"I know," said she, in a perfectly distinct, but low voice, as we drew near the bedside,—"I know what made me talk so yesterday.".
She paused then, and afterwards spoke with difficulty. We all stood breathless, bending eagerly forward, that not a word might be lost.
"I know," she repeated, "what it was. 'Twas the earthy principle in me—which revived—for a moment—at the last—and then put forth all its strength. Since I have seen David—it seems pleasant—to go. I can't tell,—you wouldn't understand,—I couldn't, if the separation—hadn't begun. I'm not wholly here now." And the fixed, strange look in her face confirmed the words as they fell from her lips.

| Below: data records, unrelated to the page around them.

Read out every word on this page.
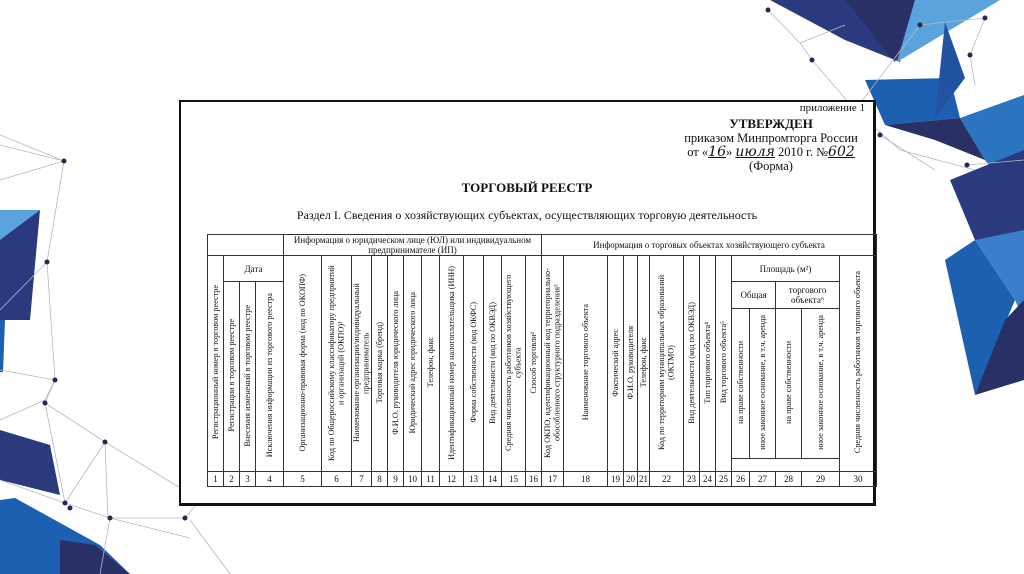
приложение 1
УТВЕРЖДЕН
приказом Минпромторга России
от «16» июля 2010 г. №602
(Форма)
ТОРГОВЫЙ РЕЕСТР
Раздел I. Сведения о хозяйствующих субъектах, осуществляющих торговую деятельность
				Информация о юридическом лице (ЮЛ) или индивидуальном предпринимателе (ИП)												Информация о торговых объектах хозяйствующего субъекта													
Регистрационный номер в торговом реестре	Дата			Организационно-правовая форма (код по ОКОПФ)	Код по Общероссийскому классификатору предприятий и организаций (ОКПО)¹	Наименование организации/индивидуальный предприниматель	Торговая марка (бренд)	Ф.И.О. руководителя юридического лица	Юридический адрес юридического лица	Телефон, факс	Идентификационный номер налогоплательщика (ИНН)	Форма собственности (код ОКФС)	Вид деятельности (код по ОКВЭД)	Средняя численность работников хозяйствующего субъекта	Способ торговли²	Код ОКПО, идентификационный код территориально-обособленного структурного подразделения³	Наименование торгового объекта	Фактический адрес	Ф.И.О. руководителя	Телефон, факс	Код по территориям муниципальных образований (ОКТМО)	Вид деятельности (код по ОКВЭД)	Тип торгового объекта⁴	Вид торгового объекта⁵	Площадь (м²)				Средняя численность работников торгового объекта
	Регистрации в торговом реестре	Внесения изменений в торговом реестре	Исключения информации из торгового реестра																						Общая		торгового объекта⁶		
																									на праве собственности	иное законное основание, в т.ч. аренда	на праве собственности	иное законное основание, в т.ч. аренда	

1	2	3	4	5	6	7	8	9	10	11	12	13	14	15	16	17	18	19	20	21	22	23	24	25	26	27	28	29	30
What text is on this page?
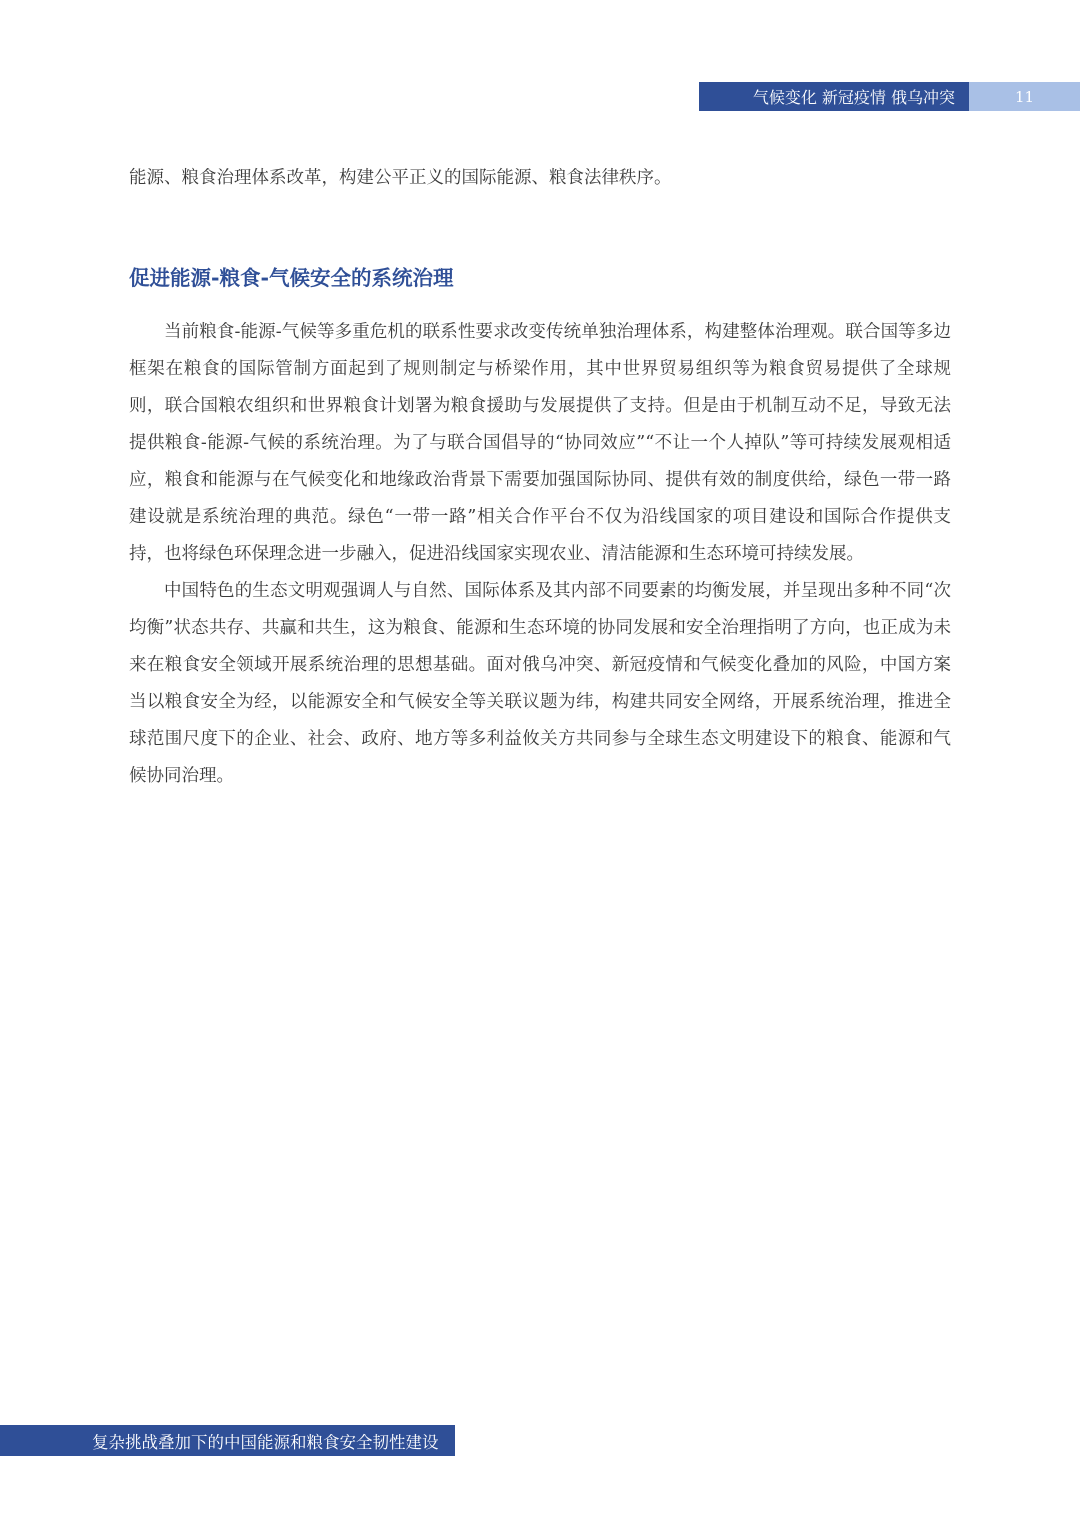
气候变化 新冠疫情 俄乌冲突	11

能源、粮食治理体系改革，构建公平正义的国际能源、粮食法律秩序。

促进能源-粮食-气候安全的系统治理

当前粮食-能源-气候等多重危机的联系性要求改变传统单独治理体系，构建整体治理观。联合国等多边框架在粮食的国际管制方面起到了规则制定与桥梁作用，其中世界贸易组织等为粮食贸易提供了全球规则，联合国粮农组织和世界粮食计划署为粮食援助与发展提供了支持。但是由于机制互动不足，导致无法提供粮食-能源-气候的系统治理。为了与联合国倡导的“协同效应”“不让一个人掉队”等可持续发展观相适应，粮食和能源与在气候变化和地缘政治背景下需要加强国际协同、提供有效的制度供给，绿色一带一路建设就是系统治理的典范。绿色“一带一路”相关合作平台不仅为沿线国家的项目建设和国际合作提供支持，也将绿色环保理念进一步融入，促进沿线国家实现农业、清洁能源和生态环境可持续发展。

中国特色的生态文明观强调人与自然、国际体系及其内部不同要素的均衡发展，并呈现出多种不同“次均衡”状态共存、共赢和共生，这为粮食、能源和生态环境的协同发展和安全治理指明了方向，也正成为未来在粮食安全领域开展系统治理的思想基础。面对俄乌冲突、新冠疫情和气候变化叠加的风险，中国方案当以粮食安全为经，以能源安全和气候安全等关联议题为纬，构建共同安全网络，开展系统治理，推进全球范围尺度下的企业、社会、政府、地方等多利益攸关方共同参与全球生态文明建设下的粮食、能源和气候协同治理。

复杂挑战叠加下的中国能源和粮食安全韧性建设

She lay for some time very still, breathing every moment fainter and fainter, but seemingly in no distress.
Suddenly she started. Her face grew radiant. Her gaze seemed fixed on some point, thousands and thousands of miles away. Clasping her hands together, she cried out, joyfully,—
"Oh, the beautiful home! the beautiful home!"
'Twas over in an instant. She closed her eyes, turned her head a little on the pillow, and breathed her life away as softly and peacefully as a poor tired child sinks away to sleep.
"And I saw the angels of God ascending and descending," I said, earnestly. For I felt that one whose spiritual eyes were opened might certainly do so.
Late in the afternoon, when the heat of the day was past, I walked out to the clump of maples on the knoll. Mary Ellen was already there.
"Yes," said I, sitting down by her side, upon the grass, "we will lay her here among her friends. And we will place here a white marble monument."